Dans ces situations là, on dit souvent : c’est parole contre parole. La parole de l’accusé : « je ne l’ai pas touchée » contre la parole de la victime : « il m’a violée ». Le propos ici est plus subtil, plus ambigu. La matérialité des faits n’est contestée ni par l’accusé ni par la victime : il y a bien eu relation sexuelle. La question est celle du consentement. Mila était-elle consentante ? Elle clame que non. Brillamment défendu par son avocat (Benjamin Lavernhe), Alexandre se défend en disant qu’il était persuadé du contraire, que rien dans le comportement de Mila n’indiquait qu’elle ne le fût pas, qu’elle l’a suivi de son propre gré, qu’aucune violence n’a été exercée sur elle, qu’à aucun moment elle n’a, en parole ou en action, exprimé son refus, que son silence et sa gêne pouvaient légitimement être mis sur le compte de son jeune âge et de son inexpérience.

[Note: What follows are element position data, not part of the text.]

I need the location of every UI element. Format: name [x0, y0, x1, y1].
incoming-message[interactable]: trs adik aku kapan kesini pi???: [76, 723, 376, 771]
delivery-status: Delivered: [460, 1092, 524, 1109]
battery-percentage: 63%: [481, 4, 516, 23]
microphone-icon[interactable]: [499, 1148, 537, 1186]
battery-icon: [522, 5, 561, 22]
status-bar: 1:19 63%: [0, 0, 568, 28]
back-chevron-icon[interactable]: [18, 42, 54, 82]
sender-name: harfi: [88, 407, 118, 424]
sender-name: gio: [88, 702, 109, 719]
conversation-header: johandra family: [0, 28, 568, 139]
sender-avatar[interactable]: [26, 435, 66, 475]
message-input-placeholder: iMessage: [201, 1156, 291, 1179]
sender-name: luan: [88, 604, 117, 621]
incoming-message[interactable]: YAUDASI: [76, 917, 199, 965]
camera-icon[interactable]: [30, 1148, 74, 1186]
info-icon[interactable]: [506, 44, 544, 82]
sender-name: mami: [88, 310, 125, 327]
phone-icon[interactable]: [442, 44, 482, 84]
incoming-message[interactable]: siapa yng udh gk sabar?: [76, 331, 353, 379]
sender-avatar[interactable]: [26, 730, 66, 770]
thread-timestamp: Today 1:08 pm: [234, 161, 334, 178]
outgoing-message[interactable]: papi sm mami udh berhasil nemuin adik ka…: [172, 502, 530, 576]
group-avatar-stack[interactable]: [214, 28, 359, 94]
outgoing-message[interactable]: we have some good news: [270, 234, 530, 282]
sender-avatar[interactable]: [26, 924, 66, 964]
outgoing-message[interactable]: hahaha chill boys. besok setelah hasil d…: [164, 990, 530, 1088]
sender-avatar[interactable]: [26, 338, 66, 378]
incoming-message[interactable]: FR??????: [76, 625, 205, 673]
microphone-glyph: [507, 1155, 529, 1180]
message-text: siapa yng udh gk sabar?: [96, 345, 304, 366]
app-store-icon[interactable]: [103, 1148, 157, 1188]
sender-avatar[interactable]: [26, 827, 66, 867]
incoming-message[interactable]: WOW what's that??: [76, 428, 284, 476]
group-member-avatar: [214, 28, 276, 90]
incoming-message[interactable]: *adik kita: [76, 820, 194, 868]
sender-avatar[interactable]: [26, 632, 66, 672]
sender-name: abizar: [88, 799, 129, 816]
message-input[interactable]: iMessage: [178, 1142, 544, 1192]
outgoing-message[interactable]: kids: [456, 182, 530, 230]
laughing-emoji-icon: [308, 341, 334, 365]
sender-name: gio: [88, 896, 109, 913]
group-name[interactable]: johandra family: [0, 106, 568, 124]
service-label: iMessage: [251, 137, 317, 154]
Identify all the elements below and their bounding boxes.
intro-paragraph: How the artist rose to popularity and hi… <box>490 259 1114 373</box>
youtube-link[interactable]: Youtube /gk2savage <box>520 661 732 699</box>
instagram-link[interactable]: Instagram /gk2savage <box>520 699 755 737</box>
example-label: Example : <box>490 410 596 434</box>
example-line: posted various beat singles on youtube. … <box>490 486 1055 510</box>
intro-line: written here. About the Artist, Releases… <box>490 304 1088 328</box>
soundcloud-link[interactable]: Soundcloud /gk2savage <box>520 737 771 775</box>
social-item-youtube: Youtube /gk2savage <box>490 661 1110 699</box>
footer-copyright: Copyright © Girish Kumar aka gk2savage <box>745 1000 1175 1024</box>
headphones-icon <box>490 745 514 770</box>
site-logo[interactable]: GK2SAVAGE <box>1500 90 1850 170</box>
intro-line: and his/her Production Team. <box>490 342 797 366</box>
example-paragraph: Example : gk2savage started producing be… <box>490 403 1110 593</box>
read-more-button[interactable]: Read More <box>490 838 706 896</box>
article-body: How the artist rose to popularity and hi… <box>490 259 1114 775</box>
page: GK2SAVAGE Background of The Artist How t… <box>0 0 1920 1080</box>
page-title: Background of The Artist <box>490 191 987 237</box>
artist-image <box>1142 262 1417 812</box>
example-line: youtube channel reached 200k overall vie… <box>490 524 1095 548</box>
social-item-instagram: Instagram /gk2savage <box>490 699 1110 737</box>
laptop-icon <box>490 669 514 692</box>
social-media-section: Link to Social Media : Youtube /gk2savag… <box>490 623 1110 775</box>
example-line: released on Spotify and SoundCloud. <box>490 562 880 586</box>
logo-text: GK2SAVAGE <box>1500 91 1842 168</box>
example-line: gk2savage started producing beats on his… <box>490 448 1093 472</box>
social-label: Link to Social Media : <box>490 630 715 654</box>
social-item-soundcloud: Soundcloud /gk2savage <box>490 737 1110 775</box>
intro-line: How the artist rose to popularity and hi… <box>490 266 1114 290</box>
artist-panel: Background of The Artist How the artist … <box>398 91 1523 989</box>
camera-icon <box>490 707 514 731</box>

L’interprétation des faits est tellement subjective, leurs perceptions par l’accusé et par la victime, aussi contradictoires soient-elles, sont si légitimes l’une que l’autre, qu’on regrette presque que le film ne se termine pas à l’issue des plaidoiries, laissant le spectateur imaginer le sens du verdict. Un spectateur, une spectatrice qui se sent interpellé.e dans ce qu’il a de plus intime : sa sexualité et la part d’ombre qu’elle recèle – ou pas.

Tout est résumé dans trois mots que Mila affirme avoir entendus et qu’Alexandre ne nie pas avoir prononcés : « Suce-moi, salope ! ». L’injonction, choquante, crue, intolérable, est-elle l’expression d’un machisme démodé, d’un patriarcat séculaire, conscient ou inconscient, qui trouve sa jouissance dans la domination et l’humiliation des femmes ? Ou est-il légitime entre deux adultes consentants qui vivent librement leur sexualité et leurs fantasmes ? Ceux et celles qui s’en offusquent sont-ils des hypocrites, des culs-serrés ou des chiennes de garde ? Ceux qui ne s’en offusquent pas sont-ils des pervers qui s’ignorent ou des traîtresses à leurs sœurs ?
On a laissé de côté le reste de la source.